🚨 𝗡𝗘𝗪: Thierry Henry on the VAR controversy in Argentina vs Egypt:
🗣️ "Let's explain this calmly, because everyone is shouting, but not everyone is looking at the same incident."
"I've watched the replay several times, and I understand why Egypt feel frustrated. I also understand why Argentina believe the officials got the key decisions right. That's exactly why this debate has become so intense."
"The biggest issue isn't that people disagree. Football has always been full of disagreements. The real issue is consistency."
"When Egypt scored, VAR carried out a detailed review before the goal was eventually ruled out. Whether you agree with that decision or not, the process was thorough."
"The problem is that later in the match, Egypt had penalty appeals that many people expected to receive the same level of scrutiny. Instead, those moments appeared to be resolved much more quickly, and that's where supporters begin asking questions."
"Modern football has accepted VAR because it promises one thing above everything else: consistency. Fans don't expect perfection. Referees are human. But they do expect the same standard to be applied to every team, in every decisive moment."
"If one incident receives an exhaustive review, supporters naturally expect another equally important incident to receive exactly the same attention. When that doesn't happen, controversy becomes inevitable."

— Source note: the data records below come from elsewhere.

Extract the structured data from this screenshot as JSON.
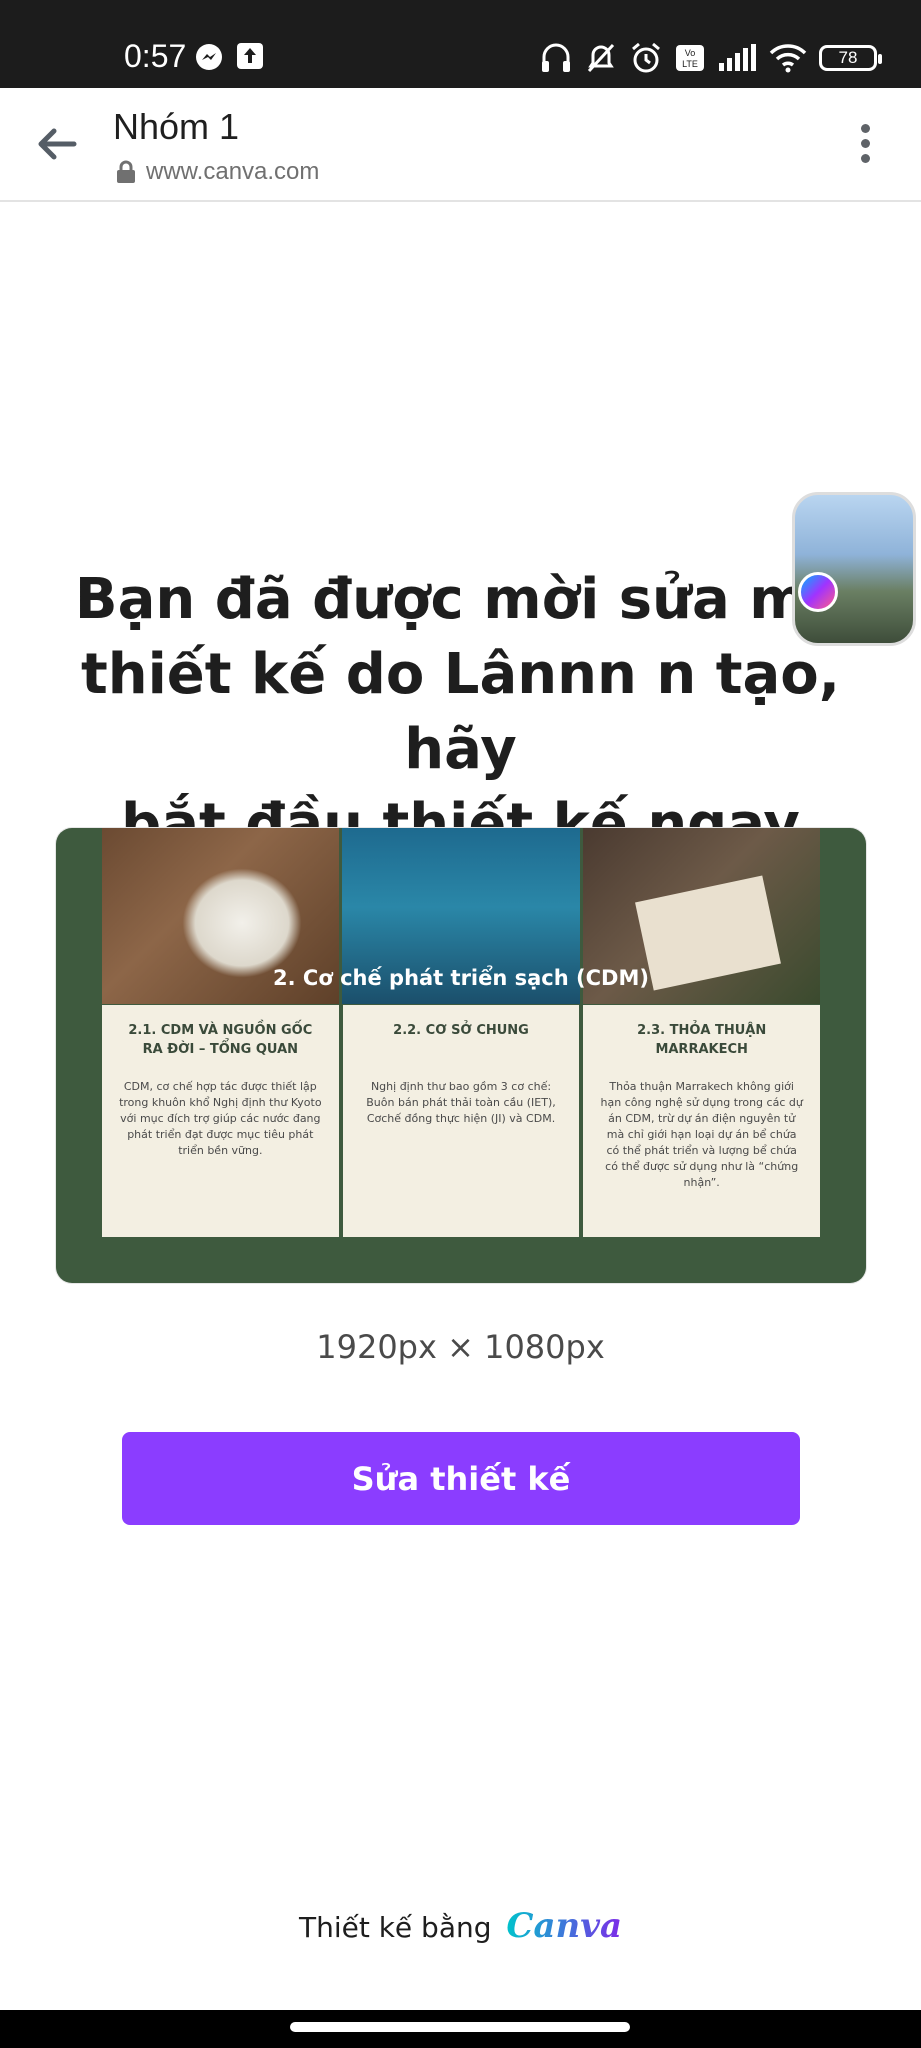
{
  "status_bar": {
    "time": "0:57",
    "battery": "78",
    "left_icons": [
      "messenger-icon",
      "upload-icon"
    ],
    "right_icons": [
      "headphones-icon",
      "bell-muted-icon",
      "alarm-icon",
      "volte-icon",
      "signal-icon",
      "wifi-icon",
      "battery-icon"
    ]
  },
  "browser": {
    "title": "Nhóm 1",
    "url": "www.canva.com"
  },
  "headline": "Bạn đã được mời sửa mộ\nthiết kế do Lânnn n tạo, hãy\nbắt đầu thiết kế ngay",
  "preview": {
    "slide_title": "2. Cơ chế phát triển sạch (CDM)",
    "cards": [
      {
        "title": "2.1. CDM VÀ NGUỒN GỐC RA ĐỜI – TỔNG QUAN",
        "body": "CDM, cơ chế hợp tác được thiết lập trong khuôn khổ Nghị định thư Kyoto với mục đích trợ giúp các nước đang phát triển đạt được mục tiêu phát triển bền vững."
      },
      {
        "title": "2.2. CƠ SỞ CHUNG",
        "body": "Nghị định thư bao gồm 3 cơ chế: Buôn bán phát thải toàn cầu (IET), Cơchế đồng thực hiện (JI) và CDM."
      },
      {
        "title": "2.3. THỎA THUẬN MARRAKECH",
        "body": "Thỏa thuận Marrakech không giới hạn công nghệ sử dụng trong các dự án CDM, trừ dự án điện nguyên tử mà chỉ giới hạn loại dự án bể chứa có thể phát triển và lượng bể chứa có thể được sử dụng như là “chứng nhận”."
      }
    ]
  },
  "dimensions": "1920px × 1080px",
  "edit_button": "Sửa thiết kế",
  "footer": {
    "prefix": "Thiết kế bằng",
    "brand": "Canva"
  },
  "colors": {
    "accent": "#8b3dff",
    "slide_bg": "#3e5a3e",
    "card_bg": "#f3efe2"
  }
}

"None of this should take away from Argentina's mentality. They showed tremendous character to come back in such a difficult match. That deserves praise."
"At the same time, Egypt also deserve enormous respect. They played with courage, organisation and belief. For long periods they looked capable of producing one of the biggest surprises of the tournament."
"This is why football supporters are still debating the match. Not because Argentina completed a comeback—that happens in football. They're debating whether every decisive incident was judged with the same level of care."
"In the end, the result will remain in the history books. Argentina go through. Egypt go home."
"But the discussion surrounding VAR will continue, because whenever fans believe consistency is missing, the conversation stops being about football and starts being about officiating."
"And that's something nobody wants, because the players—not the referees—should always be the biggest story after a World Cup match."